Fort, Tonyglassan, Co. Monaghan
Co. Monaghan |
Ringforts
Just east of a hilltop in the rolling countryside of County Monaghan, a roughly oval earthwork sits quietly in the landscape, overgrown and easy to miss.
What remains is the surviving portion of a ringfort, one of the most common monument types in Ireland, a circular or near-circular enclosure defined by an earthen bank and external ditch, typically dating to the early medieval period and associated with farmstead settlement. At Tonyglassan, the bank survives most clearly at the southern arc, where its base measures nearly five metres across and rises to an external height of over two metres, with a fosse, the accompanying ditch, running along the western to north-north-western side. A narrow entrance gap, just over two metres wide, opens at the south-south-east.
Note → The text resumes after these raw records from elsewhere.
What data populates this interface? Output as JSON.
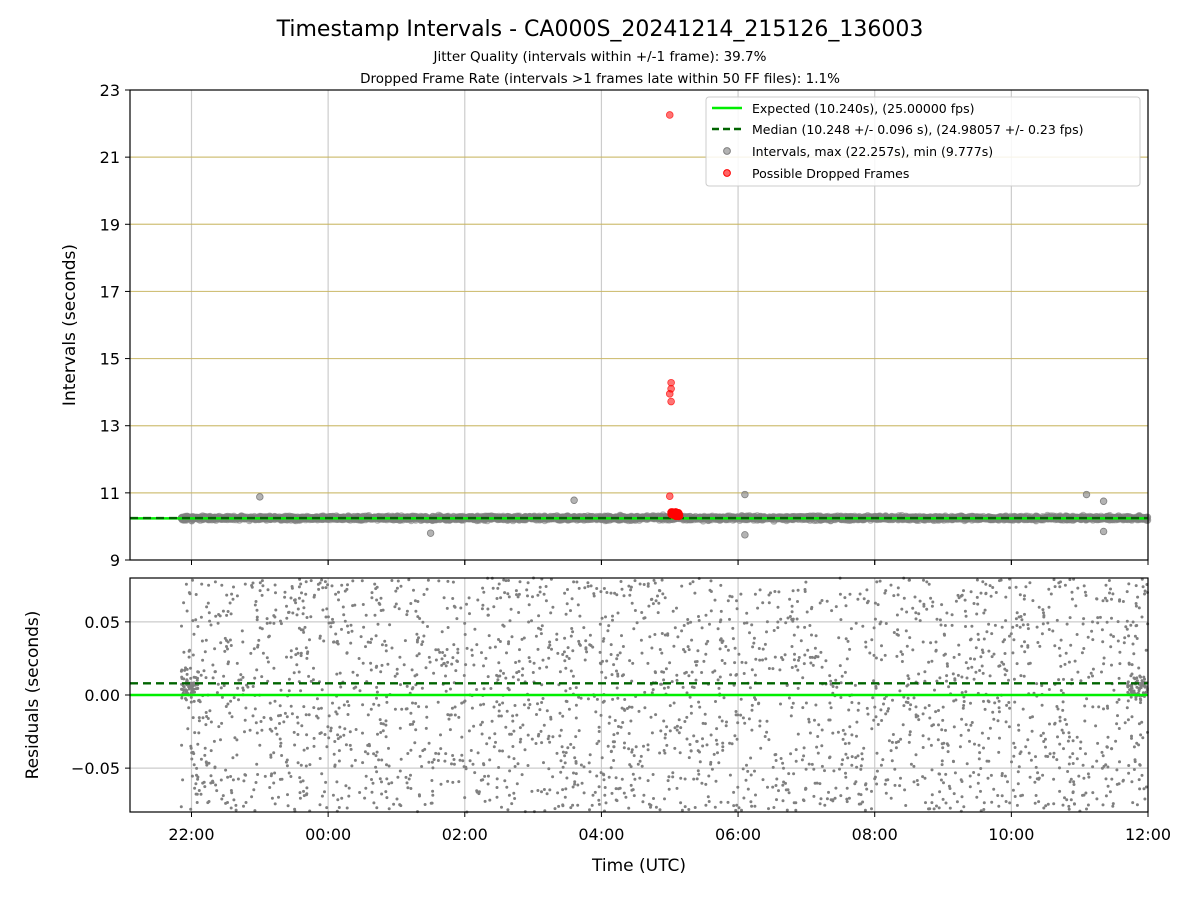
{
  "figure": {
    "title": "Timestamp Intervals - CA000S_20241214_215126_136003",
    "subtitle_1": "Jitter Quality (intervals within +/-1 frame): 39.7%",
    "subtitle_2": "Dropped Frame Rate (intervals >1 frames late within 50 FF files): 1.1%"
  },
  "colors": {
    "expected": "#00ee00",
    "median": "#006400",
    "intervals": "#808080",
    "dropped": "#ff0000",
    "hgrid_top": "#c8b560",
    "grid": "#cccccc"
  },
  "chart_data": [
    {
      "type": "scatter",
      "panel": "intervals",
      "ylabel": "Intervals (seconds)",
      "ylim": [
        9,
        23
      ],
      "yticks": [
        9,
        11,
        13,
        15,
        17,
        19,
        21,
        23
      ],
      "ytick_labels": [
        "9",
        "11",
        "13",
        "15",
        "17",
        "19",
        "21",
        "23"
      ],
      "xlim_hours": [
        -2.9,
        12.0
      ],
      "xticks_hours": [
        -2,
        0,
        2,
        4,
        6,
        8,
        10,
        12
      ],
      "expected_interval": 10.24,
      "median_interval": 10.248,
      "intervals_band": {
        "center": 10.25,
        "spread": 0.12,
        "start_hour": -2.15,
        "end_hour": 12.0
      },
      "outliers_gray": [
        [
          -1.0,
          10.88
        ],
        [
          1.5,
          9.8
        ],
        [
          3.6,
          10.78
        ],
        [
          6.1,
          10.95
        ],
        [
          6.1,
          9.75
        ],
        [
          11.1,
          10.95
        ],
        [
          11.35,
          10.75
        ],
        [
          11.35,
          9.85
        ]
      ],
      "dropped_frames": [
        [
          5.0,
          22.257
        ],
        [
          5.02,
          14.28
        ],
        [
          5.02,
          14.1
        ],
        [
          5.0,
          13.95
        ],
        [
          5.02,
          13.72
        ],
        [
          5.0,
          10.9
        ],
        [
          5.05,
          10.35
        ],
        [
          5.08,
          10.42
        ],
        [
          5.1,
          10.3
        ],
        [
          5.12,
          10.38
        ]
      ],
      "max_interval": 22.257,
      "min_interval": 9.777,
      "legend": [
        {
          "label": "Expected (10.240s), (25.00000 fps)",
          "kind": "solid-line"
        },
        {
          "label": "Median (10.248 +/- 0.096 s), (24.98057 +/- 0.23 fps)",
          "kind": "dashed-line"
        },
        {
          "label": "Intervals, max (22.257s), min (9.777s)",
          "kind": "gray-dot"
        },
        {
          "label": "Possible Dropped Frames",
          "kind": "red-dot"
        }
      ],
      "legend_position": "upper right",
      "grid": true
    },
    {
      "type": "scatter",
      "panel": "residuals",
      "ylabel": "Residuals (seconds)",
      "xlabel": "Time (UTC)",
      "ylim": [
        -0.08,
        0.08
      ],
      "yticks": [
        -0.05,
        0.0,
        0.05
      ],
      "ytick_labels": [
        "−0.05",
        "0.00",
        "0.05"
      ],
      "xlim_hours": [
        -2.9,
        12.0
      ],
      "xticks_hours": [
        -2,
        0,
        2,
        4,
        6,
        8,
        10,
        12
      ],
      "xtick_labels": [
        "22:00",
        "00:00",
        "02:00",
        "04:00",
        "06:00",
        "08:00",
        "10:00",
        "12:00"
      ],
      "expected_residual": 0.0,
      "median_residual": 0.008,
      "residual_spread": 0.08,
      "start_hour": -2.15,
      "end_hour": 12.0,
      "grid": true
    }
  ]
}
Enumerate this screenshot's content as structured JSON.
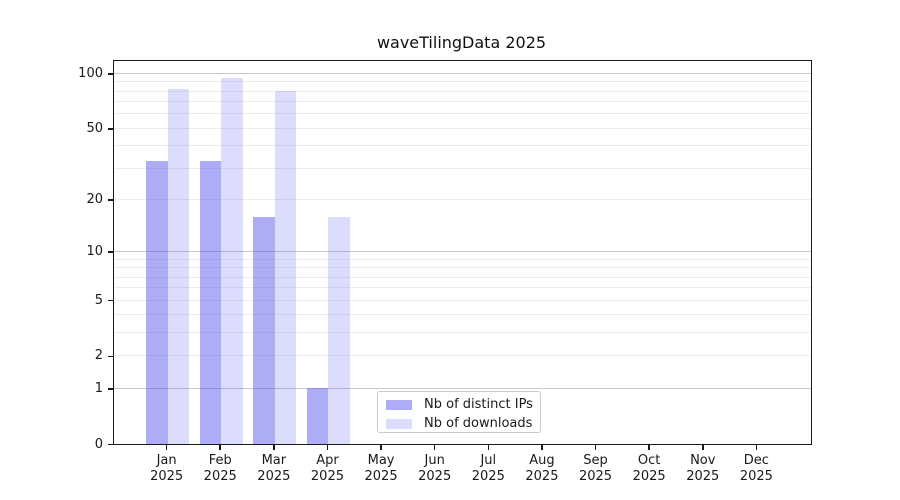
{
  "title": "waveTilingData 2025",
  "chart_data": {
    "type": "bar",
    "title": "waveTilingData 2025",
    "categories": [
      "Jan 2025",
      "Feb 2025",
      "Mar 2025",
      "Apr 2025",
      "May 2025",
      "Jun 2025",
      "Jul 2025",
      "Aug 2025",
      "Sep 2025",
      "Oct 2025",
      "Nov 2025",
      "Dec 2025"
    ],
    "month_labels": [
      "Jan",
      "Feb",
      "Mar",
      "Apr",
      "May",
      "Jun",
      "Jul",
      "Aug",
      "Sep",
      "Oct",
      "Nov",
      "Dec"
    ],
    "year_label": "2025",
    "series": [
      {
        "name": "Nb of distinct IPs",
        "color": "rgba(90,90,240,0.50)",
        "values": [
          33,
          33,
          16,
          1,
          0,
          0,
          0,
          0,
          0,
          0,
          0,
          0
        ]
      },
      {
        "name": "Nb of downloads",
        "color": "rgba(90,90,240,0.21)",
        "values": [
          82,
          94,
          80,
          16,
          0,
          0,
          0,
          0,
          0,
          0,
          0,
          0
        ]
      }
    ],
    "y_axis": {
      "scale": "symlog (position proportional to log1p of value)",
      "tick_labels": [
        "0",
        "1",
        "2",
        "5",
        "10",
        "20",
        "50",
        "100"
      ],
      "tick_values": [
        0,
        1,
        2,
        5,
        10,
        20,
        50,
        100
      ],
      "minor_gridline_values": [
        2,
        3,
        4,
        5,
        6,
        7,
        8,
        9,
        20,
        30,
        40,
        50,
        60,
        70,
        80,
        90
      ],
      "major_gridline_values": [
        1,
        10,
        100
      ],
      "range": [
        0,
        117
      ]
    },
    "legend_position": "lower center",
    "grid": true
  },
  "colors": {
    "bar_distinct_ips": "rgba(90,90,240,0.50)",
    "bar_downloads": "rgba(90,90,240,0.21)",
    "gridline_major": "#c8c8c8",
    "gridline_minor": "#ececec",
    "axis_frame": "#1a1a1a",
    "text": "#1a1a1a",
    "legend_border": "#c9c9c9",
    "background": "#ffffff"
  }
}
The site is subcircular in plan, measuring roughly 35 metres north-west to south-east and just under 30 metres in the other direction. By 1995, however, recorded survey work found that the interior had been cleared and a significant portion of the perimeter, from the north-west around through east to south-west, had been removed. What that clearance involved, whether agricultural improvement, drainage work, or some other intervention, is not specified, but its effect was to leave only a fragment of what was once a complete enclosure. The southern and south-eastern arc, with its legible bank profile and entrance, now represents the most intact section of a monument that elsewhere has been considerably reduced.